Мне 40 лет (Арбатова) - страница 57

Во взрослом отделении всё это делали на наркотиках и снотворном. В детском давали только жёлтые шарики витаминов. Через неделю человек попадал в разряд хамов, хулиганов и истеричек. На помощь старшим традиционно приходила сизоносая санитарка баба Маня. Компания скидывалась на бутылку, баба Маня учила пить маленькими глотками, «чтоб крепше», и бережно укладывала пустую четвертинку в сумку.

— Глядеть не могу, как детки мучаются, — шмыгала она носом и закусывала шариками витаминов с моей тумбочки.
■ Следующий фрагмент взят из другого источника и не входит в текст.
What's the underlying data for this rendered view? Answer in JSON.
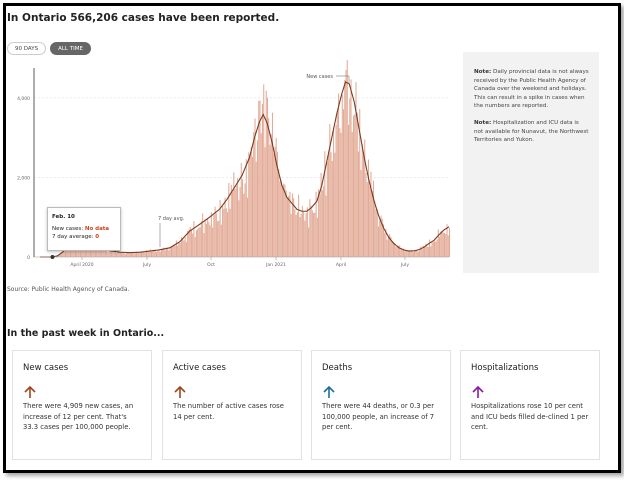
{
  "headline": "In Ontario 566,206 cases have been reported.",
  "toggle": {
    "days90": "90 DAYS",
    "all_time": "ALL TIME"
  },
  "tooltip": {
    "date": "Feb. 10",
    "new_cases_label": "New cases:",
    "new_cases_value": "No data",
    "avg_label": "7 day average:",
    "avg_value": "0"
  },
  "notes": [
    {
      "bold": "Note:",
      "text": "Daily provincial data is not always received by the Public Health Agency of Canada over the weekend and holidays. This can result in a spike in cases when the numbers are reported."
    },
    {
      "bold": "Note:",
      "text": "Hospitalization and ICU data is not available for Nunavut, the Northwest Territories and Yukon."
    }
  ],
  "source": "Source: Public Health Agency of Canada.",
  "past_week_title": "In the past week in Ontario...",
  "cards": [
    {
      "title": "New cases",
      "direction": "up",
      "color": "#a0461a",
      "text": "There were 4,909 new cases, an increase of 12 per cent. That's 33.3 cases per 100,000 people."
    },
    {
      "title": "Active cases",
      "direction": "up",
      "color": "#a0461a",
      "text": "The number of active cases rose 14 per cent."
    },
    {
      "title": "Deaths",
      "direction": "up",
      "color": "#1e6e9e",
      "text": "There were 44 deaths, or 0.3 per 100,000 people, an increase of 7 per cent."
    },
    {
      "title": "Hospitalizations",
      "direction": "up",
      "color": "#8b1a9e",
      "text": "Hospitalizations rose 10 per cent and ICU beds filled de-clined 1 per cent."
    }
  ],
  "chart_data": {
    "type": "bar",
    "bar_color": "#e3ab97",
    "line_color": "#7a3a22",
    "y_ticks": [
      0,
      2000,
      4000
    ],
    "y_tick_labels": [
      "0",
      "2,000",
      "4,000"
    ],
    "ylim": [
      0,
      4700
    ],
    "x_ticks": [
      "April 2020",
      "July",
      "Oct",
      "Jan 2021",
      "April",
      "July"
    ],
    "annotations": {
      "new_cases": "New cases",
      "seven_day": "7 day avg."
    },
    "series_name_bars": "New cases",
    "series_name_line": "7 day avg.",
    "avg_keyframes": [
      [
        0,
        0
      ],
      [
        10,
        0
      ],
      [
        14,
        30
      ],
      [
        18,
        120
      ],
      [
        24,
        300
      ],
      [
        30,
        420
      ],
      [
        36,
        380
      ],
      [
        42,
        300
      ],
      [
        48,
        220
      ],
      [
        56,
        160
      ],
      [
        64,
        120
      ],
      [
        72,
        110
      ],
      [
        80,
        120
      ],
      [
        88,
        150
      ],
      [
        96,
        180
      ],
      [
        104,
        230
      ],
      [
        112,
        380
      ],
      [
        120,
        650
      ],
      [
        128,
        820
      ],
      [
        136,
        1000
      ],
      [
        144,
        1200
      ],
      [
        150,
        1450
      ],
      [
        156,
        1750
      ],
      [
        162,
        2050
      ],
      [
        168,
        2500
      ],
      [
        172,
        3000
      ],
      [
        176,
        3400
      ],
      [
        179,
        3580
      ],
      [
        182,
        3380
      ],
      [
        186,
        2900
      ],
      [
        190,
        2300
      ],
      [
        194,
        1800
      ],
      [
        198,
        1500
      ],
      [
        202,
        1350
      ],
      [
        206,
        1200
      ],
      [
        210,
        1150
      ],
      [
        214,
        1150
      ],
      [
        218,
        1250
      ],
      [
        222,
        1400
      ],
      [
        226,
        1800
      ],
      [
        230,
        2400
      ],
      [
        234,
        3000
      ],
      [
        238,
        3600
      ],
      [
        242,
        4100
      ],
      [
        245,
        4400
      ],
      [
        248,
        4350
      ],
      [
        252,
        3900
      ],
      [
        256,
        3200
      ],
      [
        260,
        2500
      ],
      [
        264,
        1900
      ],
      [
        268,
        1400
      ],
      [
        272,
        1000
      ],
      [
        276,
        700
      ],
      [
        280,
        480
      ],
      [
        284,
        330
      ],
      [
        288,
        230
      ],
      [
        292,
        175
      ],
      [
        296,
        150
      ],
      [
        300,
        155
      ],
      [
        304,
        185
      ],
      [
        308,
        250
      ],
      [
        312,
        340
      ],
      [
        316,
        420
      ],
      [
        320,
        560
      ],
      [
        324,
        680
      ],
      [
        328,
        760
      ]
    ]
  }
}
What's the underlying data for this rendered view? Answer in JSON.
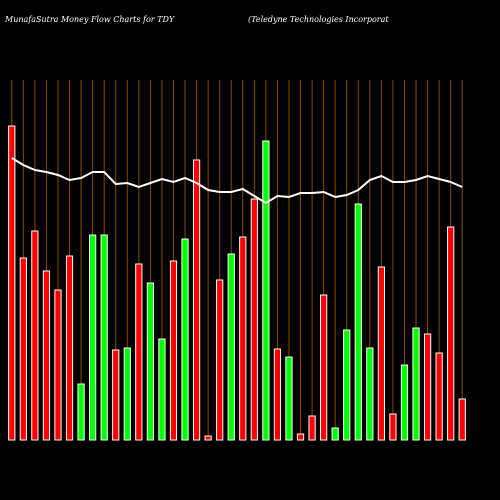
{
  "chart_data": {
    "type": "bar",
    "title": "MunafaSutra  Money Flow  Charts for TDY",
    "subtitle": "(Teledyne   Technologies Incorporat",
    "categories": [
      null,
      null,
      null,
      null,
      null,
      null,
      null,
      null,
      null,
      null,
      null,
      null,
      null,
      null,
      null,
      null,
      null,
      null,
      null,
      null,
      null,
      null,
      null,
      null,
      null,
      null,
      null,
      null,
      null,
      null,
      null,
      null,
      null,
      null,
      null,
      null,
      null,
      null,
      null,
      null
    ],
    "values": [
      314,
      182,
      209,
      169,
      150,
      184,
      56,
      205,
      205,
      90,
      92,
      176,
      157,
      101,
      179,
      201,
      280,
      4,
      160,
      186,
      203,
      241,
      299,
      91,
      83,
      6,
      24,
      145,
      12,
      110,
      236,
      92,
      173,
      26,
      75,
      112,
      106,
      87,
      213,
      41
    ],
    "colors": [
      "#ff0000",
      "#ff0000",
      "#ff0000",
      "#ff0000",
      "#ff0000",
      "#ff0000",
      "#00ff00",
      "#00ff00",
      "#00ff00",
      "#ff0000",
      "#00ff00",
      "#ff0000",
      "#00ff00",
      "#00ff00",
      "#ff0000",
      "#00ff00",
      "#ff0000",
      "#ff0000",
      "#ff0000",
      "#00ff00",
      "#ff0000",
      "#ff0000",
      "#00ff00",
      "#ff0000",
      "#00ff00",
      "#ff0000",
      "#ff0000",
      "#ff0000",
      "#00ff00",
      "#00ff00",
      "#00ff00",
      "#00ff00",
      "#ff0000",
      "#ff0000",
      "#00ff00",
      "#00ff00",
      "#ff0000",
      "#ff0000",
      "#ff0000",
      "#ff0000"
    ],
    "line_values": [
      282,
      275,
      270,
      268,
      265,
      260,
      262,
      268,
      268,
      256,
      257,
      253,
      257,
      261,
      258,
      262,
      257,
      250,
      248,
      248,
      251,
      244,
      237,
      244,
      243,
      247,
      247,
      248,
      243,
      245,
      250,
      260,
      264,
      258,
      258,
      260,
      264,
      261,
      258,
      253
    ],
    "line_color": "#ffffff",
    "grid_color": "#8b4a00",
    "ylim": [
      0,
      360
    ]
  }
}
Баба Маня дежурила через сутки, и благодаря ей каждую вторую ночь я имела нормальный сон.

Молодой лечащий врач Толик после трёх всегда и сам был чуточку пьян, в его дежурство мы распивали особенно вольготно.

— Как же вы оперируете, у вас же руки дрожат? — глумилась я над ним на перевязках.

— Главное, чтоб не дрогнула душа, — делал он глазки. Слава богу, оперировал не он, он ассистировал.

Молодые ортопеды мужеского пола бродили по госпиталю засучив рукава в надежде с кем-нибудь поругаться или кого-нибудь ущипнуть за задницу. В моём предбаннике у них был салон, мы менялись книжками, говорили об умном, демократия заходила так далеко, что я стреляла у них сигареты. С одной стороны, я была пациентка детского отделения со всеми особенностями карательной медицины, с другой — взрослая девица, умеющая управлять дистанцией между собой и представителем противоположного пола.

Самым серьёзным в отделении считался пожилой чудаковатый Алексей Михайлович. Дети ненавидели его за резкую, садистскую послеоперационную разработку суставов — он дёргал так, что из перевязочной доносились крики. Он ничего не мог, да и не пытался объяснить сипиляво-шамкающим голосом, щурил глазки под очками, морщил нос картошкой. Пациенты и родители никогда не знали от него даже приблизительных сроков лечения, операции, выписки, он считал это своим личным делом.

Второго героя звали Димка. Он был молодой и добрый ординатор, все девочки были в него влюблены за нежные руки. Когда на моей постели обнаружили журнал мод с девушками в купальнике, воспитательница снова заорала: «Порнография!». А Димка полистал журнал и успокоил: «Это не порнография. Вот у меня дома есть порнография, я завтра принесу, вы сравните!». Воспитательница после этого обходила его месяц. У него была осанка мясника, халат с полоской голой жирной спины в родинках, но он был талантлив и упоительно нежен с малышами. Хорошим врачом может быть только хороший человек.

Мой лечащий Толик был красавец и киногерой, но к нему не тянуло, он ничего не умел делать точёными руками с алкогольным тремором. Это был «пирог ни с чем», и все знали, что он блатной.